His place was a peculiar sort of mess
The year it took my brother John to die,
Untidy not so much as just unlived
As on some ghostly ship so long ago –
Sails set and running freely with the wind
No sign of crew – all gone their separate ways
No entry in the log with scene of woe
Just this – his ship adrift upon the waves.
That day might well have been the one he died
But he’d stopped living there so long before –
Engagements with his future and the past
Collapsing in upon his tended core.
It’s now I understand that haunted look
His eyes had carried through that passing year
He’d called me up, I think to say good bye
I’d brushed it off, not entertained his foe.
He spoke of being tired so deep within
An absence of the drive to carry on.
New heart and lungs – new life that final week
Could not sustain – he settled back to ground.

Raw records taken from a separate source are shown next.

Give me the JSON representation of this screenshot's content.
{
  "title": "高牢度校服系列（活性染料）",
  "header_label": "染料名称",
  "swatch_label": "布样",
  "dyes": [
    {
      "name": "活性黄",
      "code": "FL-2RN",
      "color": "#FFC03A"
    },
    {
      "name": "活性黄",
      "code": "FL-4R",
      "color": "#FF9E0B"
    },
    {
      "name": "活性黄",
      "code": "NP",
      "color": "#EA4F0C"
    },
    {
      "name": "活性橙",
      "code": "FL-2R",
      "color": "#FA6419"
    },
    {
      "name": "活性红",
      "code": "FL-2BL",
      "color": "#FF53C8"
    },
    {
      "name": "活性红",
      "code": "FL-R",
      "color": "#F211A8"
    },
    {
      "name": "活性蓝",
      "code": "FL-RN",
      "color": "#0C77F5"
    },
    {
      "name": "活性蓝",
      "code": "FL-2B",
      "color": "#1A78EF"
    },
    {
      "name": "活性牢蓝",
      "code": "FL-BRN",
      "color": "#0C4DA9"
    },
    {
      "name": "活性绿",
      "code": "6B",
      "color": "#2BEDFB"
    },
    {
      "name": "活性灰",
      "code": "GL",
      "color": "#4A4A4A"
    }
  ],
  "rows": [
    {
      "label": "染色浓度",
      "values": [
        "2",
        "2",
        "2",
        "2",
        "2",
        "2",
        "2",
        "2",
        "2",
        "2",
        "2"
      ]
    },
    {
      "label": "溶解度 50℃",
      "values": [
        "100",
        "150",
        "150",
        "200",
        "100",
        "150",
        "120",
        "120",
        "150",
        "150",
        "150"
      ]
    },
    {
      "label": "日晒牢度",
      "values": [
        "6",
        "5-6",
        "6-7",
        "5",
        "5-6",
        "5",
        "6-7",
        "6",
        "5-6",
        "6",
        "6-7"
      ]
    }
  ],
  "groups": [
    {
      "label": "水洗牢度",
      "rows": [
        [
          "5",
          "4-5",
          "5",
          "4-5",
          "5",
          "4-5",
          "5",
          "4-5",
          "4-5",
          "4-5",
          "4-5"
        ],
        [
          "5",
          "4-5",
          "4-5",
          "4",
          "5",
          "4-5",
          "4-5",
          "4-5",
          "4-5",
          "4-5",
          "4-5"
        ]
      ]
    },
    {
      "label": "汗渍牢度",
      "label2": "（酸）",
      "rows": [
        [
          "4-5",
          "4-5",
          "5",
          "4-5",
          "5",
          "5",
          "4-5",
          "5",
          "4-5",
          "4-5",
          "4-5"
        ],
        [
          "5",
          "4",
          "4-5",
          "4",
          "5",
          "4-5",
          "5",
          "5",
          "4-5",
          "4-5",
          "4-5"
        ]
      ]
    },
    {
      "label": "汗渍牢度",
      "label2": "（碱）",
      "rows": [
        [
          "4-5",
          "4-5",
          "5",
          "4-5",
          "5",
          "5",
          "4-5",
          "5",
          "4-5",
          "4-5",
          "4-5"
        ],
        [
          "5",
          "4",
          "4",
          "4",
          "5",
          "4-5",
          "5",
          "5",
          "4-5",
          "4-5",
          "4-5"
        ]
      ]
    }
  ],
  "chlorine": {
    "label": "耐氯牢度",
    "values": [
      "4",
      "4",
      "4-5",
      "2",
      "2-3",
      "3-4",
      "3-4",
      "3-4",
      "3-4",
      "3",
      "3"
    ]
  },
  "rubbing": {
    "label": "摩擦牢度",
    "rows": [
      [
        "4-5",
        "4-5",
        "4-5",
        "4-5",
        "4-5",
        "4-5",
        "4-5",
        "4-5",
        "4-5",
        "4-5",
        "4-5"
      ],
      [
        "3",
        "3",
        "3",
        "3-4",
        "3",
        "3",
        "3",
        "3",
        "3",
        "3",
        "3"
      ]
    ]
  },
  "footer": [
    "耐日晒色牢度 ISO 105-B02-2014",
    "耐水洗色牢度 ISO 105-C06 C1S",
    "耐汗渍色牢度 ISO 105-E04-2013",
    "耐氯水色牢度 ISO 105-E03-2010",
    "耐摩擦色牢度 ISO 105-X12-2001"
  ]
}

Those early transplants paved the way for life
In others, though it's shaky as before,
So in his death, and earlier his wife,
Some meaning’s gleaned through tragedy so sore.
My ship shows signs unlived around me now –
Of energy and focus gone like crew
A year of withered hope – such sorry past
Without redeeming gift to others passed.
I’d found myself a leader in our clan
Dad’s death had thrust that mantle for his wife
That now I must surrender for the man –
My brother, shows to batten down for strife.
The battle just ahead needs lighter ship
And all resources freed to fight the storm
So cargo to the deeps from hold must go
To leave the dumping late ensures more woe.
I did this once before when things piled up –
Attention span collapsed to minutes three
I walked away from value in that way
But got to sail again another day.
Lord, I appreciate this break for me
To breathe, now prep my ship for stormy sea
To wrap things up and do what must be done
To battle storm – so victory can be won.